Given that, if any whole number above 1 and below or up to sqrroot(n) divides evenly into n, then n cannot be a prime number.

Pseudo-code example:

i = 2;

is_prime = true;

while loop (i <= sqrroot(n))
{
  if (n % i == 0)
  {
    is_prime = false;
    exit while;
  }
  ++i;
}

Answer 3

Let's say we have a number "a", which is not prime [not prime/composite number means - a number which can be divided evenly by numbers other than 1 or itself.

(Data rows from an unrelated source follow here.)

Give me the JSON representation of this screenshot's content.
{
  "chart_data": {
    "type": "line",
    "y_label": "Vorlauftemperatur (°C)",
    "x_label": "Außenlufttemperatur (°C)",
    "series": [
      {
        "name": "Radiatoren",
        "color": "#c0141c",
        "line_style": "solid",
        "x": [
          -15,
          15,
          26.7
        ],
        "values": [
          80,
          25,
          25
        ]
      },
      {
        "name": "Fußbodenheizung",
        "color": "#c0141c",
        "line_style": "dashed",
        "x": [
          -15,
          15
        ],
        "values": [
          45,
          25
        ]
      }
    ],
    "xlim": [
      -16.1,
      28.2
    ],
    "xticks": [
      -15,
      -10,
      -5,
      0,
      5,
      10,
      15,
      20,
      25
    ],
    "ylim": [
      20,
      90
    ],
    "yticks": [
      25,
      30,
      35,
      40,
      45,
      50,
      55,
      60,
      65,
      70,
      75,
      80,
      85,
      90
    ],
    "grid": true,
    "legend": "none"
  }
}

For example, 6 can be divided evenly by 2, or by 3, as well as by 1 or 6].

6 = 1 × 6 or 6 = 2 × 3

So now if "a" is not prime then it can be divided by two other numbers and let's say those numbers are "b" and "c". Which means

a=b*c.

Now if "b" or "c" , any of them is greater than square root of "a "than multiplication of "b" & "c" will be greater than "a".

So, "b" or "c" is always <= square root of "a" to prove the equation "a=b*c".

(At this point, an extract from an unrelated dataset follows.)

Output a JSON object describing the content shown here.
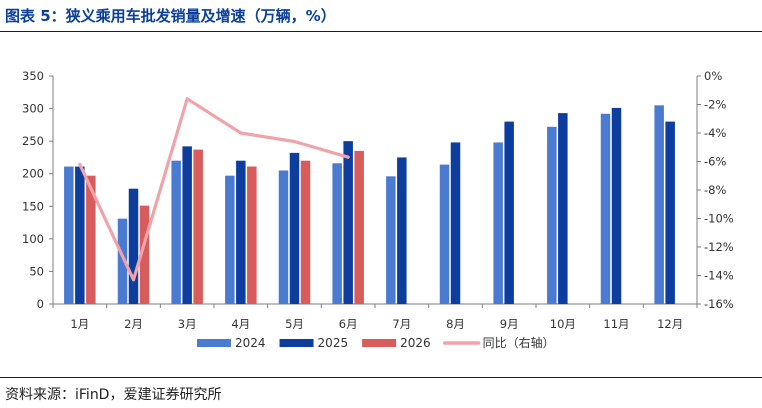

Because of the above reason, when we test if a number is prime or not, we only check until square root of that number.

Answer 4

Let's say m = sqrt(n) then m × m = n. Now if n is not a prime then n can be written as n = a × b, so m × m = a × b. Notice that m is a real number whereas n, a and b are natural numbers.

Now there can be 3 cases:

1. a > m ⇒ b < m
2. a = m ⇒ b = m
3. a < m ⇒ b > m

In all 3 cases, min(a, b) ≤ m. Hence if we search till m, we are bound to find at least one factor of n, which is enough to show that n is not prime.

Answer 5

So to check whether a number N is Prime or not. We need to only check if N is divisible by numbers<=SQROOT(N). This is because, if we factor N into any 2 factors say X and Y, ie. N=XY. Each of X and Y cannot be less than SQROOT(N) because then, XY < N Each of X and Y cannot be greater than SQROOT(N) because then, X*Y > N

Therefore one factor must be less than or equal to SQROOT(N) ( while the other factor is greater than or equal to SQROOT(N) ). So to check if N is Prime we need only check those numbers <= SQROOT(N).

Answer 6

Any composite number is a product of primes.

Let say n = p1 * p2, where p2 > p1 and they are primes.

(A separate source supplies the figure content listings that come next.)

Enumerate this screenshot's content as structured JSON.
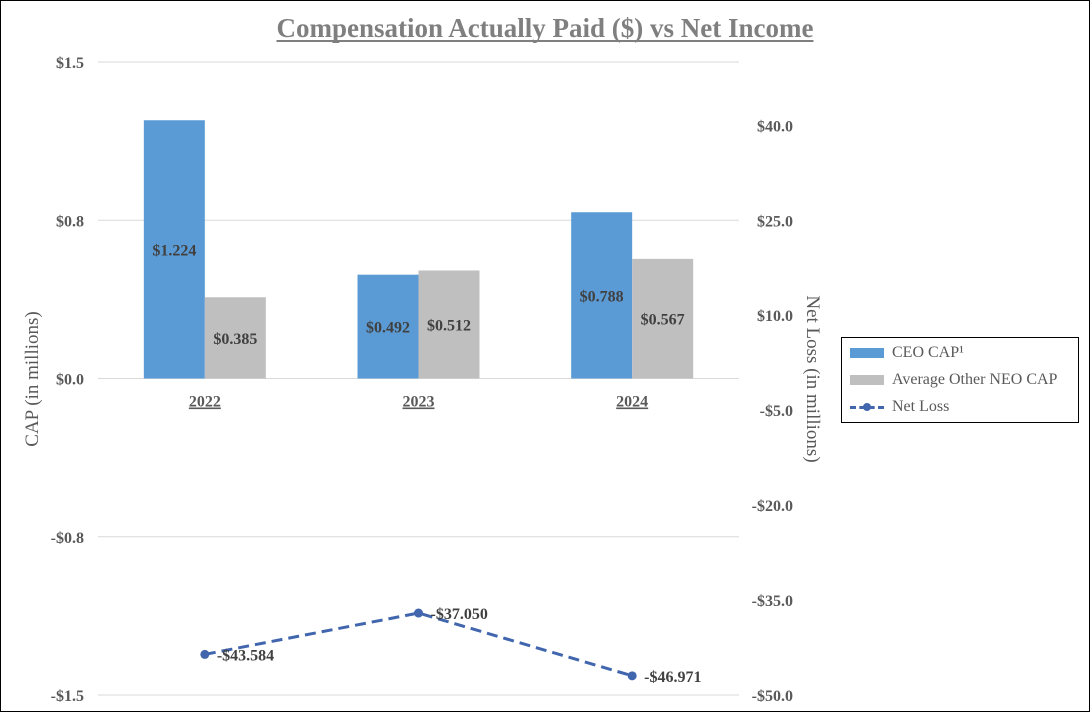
{
  "chart_data": {
    "type": "bar",
    "title": "Compensation Actually Paid ($) vs Net Income",
    "categories": [
      "2022",
      "2023",
      "2024"
    ],
    "series": [
      {
        "name": "CEO CAP¹",
        "kind": "bar",
        "axis": "left",
        "color": "#5b9bd5",
        "values": [
          1.224,
          0.492,
          0.788
        ],
        "labels": [
          "$1.224",
          "$0.492",
          "$0.788"
        ]
      },
      {
        "name": "Average Other NEO CAP",
        "kind": "bar",
        "axis": "left",
        "color": "#bfbfbf",
        "values": [
          0.385,
          0.512,
          0.567
        ],
        "labels": [
          "$0.385",
          "$0.512",
          "$0.567"
        ]
      },
      {
        "name": "Net Loss",
        "kind": "line",
        "style": "dashed-with-markers",
        "axis": "right",
        "color": "#4166ae",
        "values": [
          -43.584,
          -37.05,
          -46.971
        ],
        "labels": [
          "-$43.584",
          "-$37.050",
          "-$46.971"
        ]
      }
    ],
    "ylabel": "CAP (in millions)",
    "ylim": [
      -1.5,
      1.5
    ],
    "y_ticks": [
      1.5,
      0.75,
      0,
      -0.75,
      -1.5
    ],
    "y_tick_labels": [
      "$1.5",
      "$0.8",
      "$0.0",
      "-$0.8",
      "-$1.5"
    ],
    "y2label": "Net Loss (in millions)",
    "y2lim": [
      -50,
      50
    ],
    "y2_ticks": [
      40,
      25,
      10,
      -5,
      -20,
      -35,
      -50
    ],
    "y2_tick_labels": [
      "$40.0",
      "$25.0",
      "$10.0",
      "-$5.0",
      "-$20.0",
      "-$35.0",
      "-$50.0"
    ],
    "grid": true,
    "legend_position": "right"
  }
}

If n % p1 === 0 then n is a composite number.

If n % p2 === 0 then guess what n % p1 === 0 as well!

So there is no way that if n % p2 === 0 but n % p1 !== 0 at the same time. In other words if a composite number n can be divided evenly by p2,p3...pi (its greater factor) it must be divided by its lowest factor p1 too. It turns out that the lowest factor p1 <= Math.square(n) is always true.